Le gouvernement et les organisations comme les CISSS et les CIUSSS n’avaient pas fait de promesses de commandes à l’entreprise. « Le gouvernement avait dit haut et fort que l’industrie du textile pouvait faire une différence. Comme entrepreneur, on n’a pas besoin de promesses. On saute dans l’action et on se débrouille », décrit celui qui n’avait pas la fiche technique de la blouse de contagion de niveau 2 lorsqu’il a décidé de modifier sa production. 

« Il n’y avait pas de directives, donc ç’a été le Far West durant quelques semaines », dit celui qui avait conclu des ententes avec le CISSS de Chaudière-Appalaches. 

Pour l’instant, Attraction possède assez de matière première pour fabriquer « plusieurs dizaines de milliers de blouses », assure M. Jacques.
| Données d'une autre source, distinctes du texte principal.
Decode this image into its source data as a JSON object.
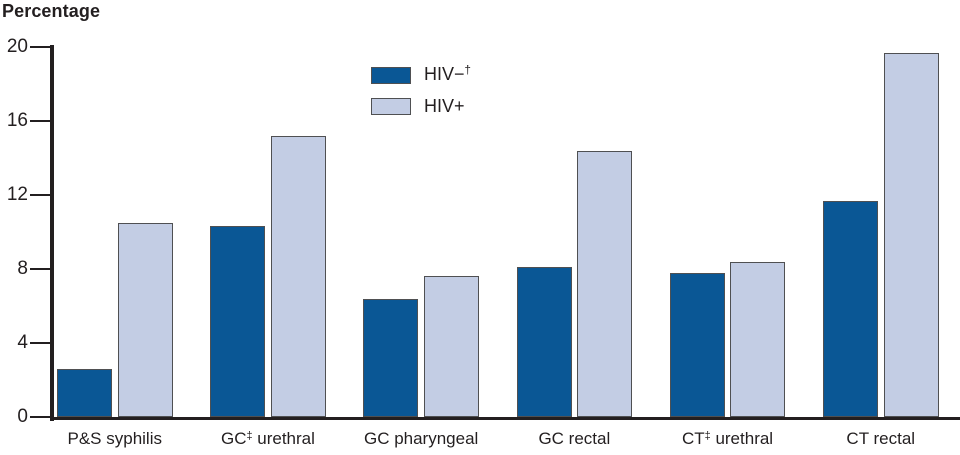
{
  "page": {
    "title": "Percentage"
  },
  "legend": {
    "items": [
      {
        "label": "HIV−†",
        "color": "#0a5795"
      },
      {
        "label": "HIV+",
        "color": "#c3cde4"
      }
    ]
  },
  "colors": {
    "axis": "#231f20",
    "text": "#231f20",
    "bar_border": "#4f5052",
    "hiv_negative": "#0a5795",
    "hiv_positive": "#c3cde4"
  },
  "chart_data": {
    "type": "bar",
    "title": "Percentage",
    "categories": [
      "P&S syphilis",
      "GC‡ urethral",
      "GC pharyngeal",
      "GC rectal",
      "CT‡ urethral",
      "CT rectal"
    ],
    "series": [
      {
        "name": "HIV−†",
        "color": "#0a5795",
        "values": [
          2.6,
          10.3,
          6.4,
          8.1,
          7.8,
          11.7
        ]
      },
      {
        "name": "HIV+",
        "color": "#c3cde4",
        "values": [
          10.5,
          15.2,
          7.6,
          14.4,
          8.4,
          19.7
        ]
      }
    ],
    "xlabel": "",
    "ylabel": "Percentage",
    "y_ticks": [
      0,
      4,
      8,
      12,
      16,
      20
    ],
    "ylim": [
      0,
      20
    ],
    "grid": false,
    "legend_position": "upper-center-left"
  }
}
S’il cogite avec son équipe pour un produit dérivé utilisant ces matériaux, le VP au développement des affaires préférerait voir des commandes pour des blouses réutilisables rentrer. 

Rappelons que l’entreprise, qui a aussi fabriqué des couvre-visages pour la population, a utilisé ses matières résiduelles textiles pour tisser des tapis et des couvertures. Elle recherche d’ailleurs une dizaine d’opératrices de machines à coudre.